インターフェイスは、右側面がUSB 2.0、ステレオミニジャック、microSDカードスロット、左側面がDC IN、USB 3.0、Mini HDMI。このほか、IEEE 802.11ac対応無線LAN、Bluetooth 4.0、200万画素Webカメラも搭載する。通常使用であれば、問題のない範疇だろう。
本体サイズは330×220×21.26mm(幅×奥行き×高さ)、重量は公称で約1.5kgと一般的だが、実測したところ1,257gと公称よりかなり軽かった。実際手にしても1.5kgはない印象で、十分に持ち運べる重量となっている。ACアダプタも小型で重量は114gしかなく、可搬性は高い。
試用感
本体は天板が光沢感の強い紺色、底面が梨地の紺色となっている。
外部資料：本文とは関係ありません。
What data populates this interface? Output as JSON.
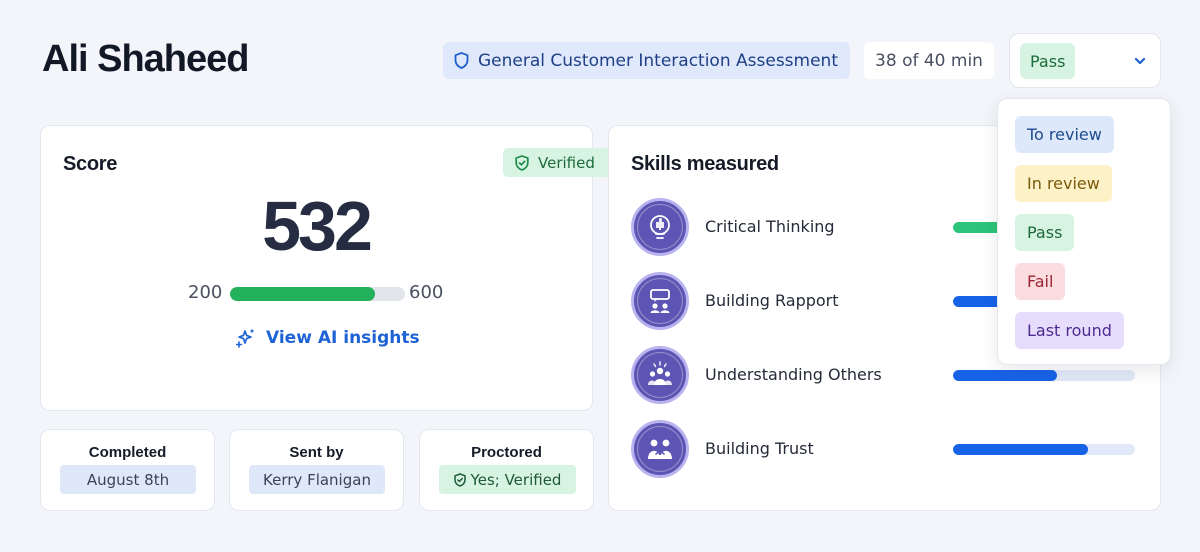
{
  "candidate": {
    "name": "Ali Shaheed"
  },
  "header": {
    "assessment_name": "General Customer Interaction Assessment",
    "assessment_icon": "shield-icon",
    "time_used": "38 of 40 min",
    "status_value": "Pass",
    "status_chevron_icon": "chevron-down-icon"
  },
  "status_menu": {
    "options": [
      {
        "label": "To review",
        "bg": "#dde8fb",
        "fg": "#1e4a8f"
      },
      {
        "label": "In review",
        "bg": "#fdf1c8",
        "fg": "#7a5a0c"
      },
      {
        "label": "Pass",
        "bg": "#d6f4e1",
        "fg": "#1e6a3b"
      },
      {
        "label": "Fail",
        "bg": "#fbdde0",
        "fg": "#9d2431"
      },
      {
        "label": "Last round",
        "bg": "#e6dcfb",
        "fg": "#4d2a91"
      }
    ]
  },
  "score_card": {
    "title": "Score",
    "verified_label": "Verified",
    "score": "532",
    "range_min": "200",
    "range_max": "600",
    "score_fraction": 0.83,
    "ai_insights_label": "View AI insights"
  },
  "info_cards": {
    "completed": {
      "label": "Completed",
      "value": "August 8th"
    },
    "sent_by": {
      "label": "Sent by",
      "value": "Kerry Flanigan"
    },
    "proctored": {
      "label": "Proctored",
      "value": "Yes; Verified"
    }
  },
  "skills": {
    "title": "Skills measured",
    "items": [
      {
        "name": "Critical Thinking",
        "level": 0.45,
        "color": "#2cc47a",
        "icon": "lightbulb-puzzle-icon"
      },
      {
        "name": "Building Rapport",
        "level": 0.45,
        "color": "#1763e8",
        "icon": "chat-people-icon"
      },
      {
        "name": "Understanding Others",
        "level": 0.57,
        "color": "#1763e8",
        "icon": "group-icon"
      },
      {
        "name": "Building Trust",
        "level": 0.74,
        "color": "#1763e8",
        "icon": "handshake-people-icon"
      }
    ]
  },
  "colors": {
    "accent": "#1e63d6",
    "score_bar": "#23b15b",
    "verified_green": "#1d6a3a",
    "skill_icon_bg": "#5c55b3"
  }
}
全体的にはチープな印象で、天板も指紋のつきが気になるが、価格を考えればこれ以上のことは望めない。
キーボードの奥に電源LED、Caps LockとNum LockのLEDインジケータがあり、これらの状態を把握できるのは良い。欲を言えばストレージアクセスLEDもほしかったところか。
基本的に排気口などが見えない構造で、ファンレスだと見られる。静粛性は高く、どこで使っていても気にならない。筐体が大きく余裕があるため、発熱が気になるようなこともなかった。
キーボードは先述のとおり「ろ」キーがいびつな位置にある以外、19mmのキーピッチが確保されていることもあり、問題なくタッチタイピングできる。キーストロークはこのクラスとしては浅めだが、クリック感はしっかりあるため軽快にタッチできる印象だ。
PCMark 10を走らせたところ、スコアは1,263だった。このクラスとしては標準的な性能であり、WordやExcelといった日常的な業務は難なくこなせるだろう。ただ、やはりCPUアーキテクチャに由来する、複数のタスクを同時に動作させたときの“モッサリ感”は拭えず、たとえばWindows Updateが来たさいは、いろんな操作において一息置く必要がある。
とは言え、そこはWindows 10 Pro。たとえば企業内で大量に導入し、事務処理が終わった深夜や週末にWindows Updateが走るようスケジュール管理しておけば、昼間にユーザーがストレスに感じることはほぼないだろう。